Getting Started
Install, authenticate, and create your first autonomous DeepBox workflow.
1. Install the CLI
Run `npm install -g deepbox` or use the Docker image to get the latest tooling for orchestrating experiments.
2. Authenticate
Generate an API token from the DeepBox dashboard and run `deepbox login --token <TOKEN>` to authorize the CLI.
3. Launch your first agent
Use `deepbox init` to scaffold a project, point it at your dataset, and run `deepbox up` to deploy an autonomous research loop.

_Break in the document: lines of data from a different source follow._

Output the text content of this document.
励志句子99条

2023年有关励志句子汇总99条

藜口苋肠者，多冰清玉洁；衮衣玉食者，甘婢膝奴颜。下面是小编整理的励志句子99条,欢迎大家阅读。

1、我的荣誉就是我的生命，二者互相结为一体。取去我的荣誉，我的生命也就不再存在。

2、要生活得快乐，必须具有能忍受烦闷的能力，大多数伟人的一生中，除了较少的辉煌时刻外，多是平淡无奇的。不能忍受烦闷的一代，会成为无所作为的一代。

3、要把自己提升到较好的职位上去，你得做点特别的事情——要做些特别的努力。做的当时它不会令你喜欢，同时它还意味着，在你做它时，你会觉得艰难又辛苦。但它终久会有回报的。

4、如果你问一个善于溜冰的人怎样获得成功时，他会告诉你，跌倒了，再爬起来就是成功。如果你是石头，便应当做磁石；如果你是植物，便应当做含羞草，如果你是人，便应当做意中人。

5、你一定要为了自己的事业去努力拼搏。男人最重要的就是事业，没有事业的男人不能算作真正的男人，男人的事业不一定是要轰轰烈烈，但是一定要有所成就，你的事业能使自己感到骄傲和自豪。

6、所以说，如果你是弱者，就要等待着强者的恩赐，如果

4. Explore project scaffolding
The generated project includes example configs, workflow templates, and optional GitHub Actions to automate retraining. Tweak the YAML files and rerun `deepbox up` to iterate quickly.
5. Visualize progress
The CLI streams structured logs and optionally uploads to DeepBox Studio, where you can view traces, compare checkpoints, and attach notes for future experiments.
6. Invite collaborators
Run `deepbox team add <email>` to share access to agents, datasets, and experiment history. Role-based permissions ensure production safeguards remain intact.
7. Roll back safely
Use `deepbox rollback <deployment>` to revert to a previous checkpoint while keeping the current workflow configuration intact for future tweaks.
8. Customize templates
DeepBox includes curated workflow templates. Clone the repo, tweak the YAML, and point your CLI to the local directory to start from best practices.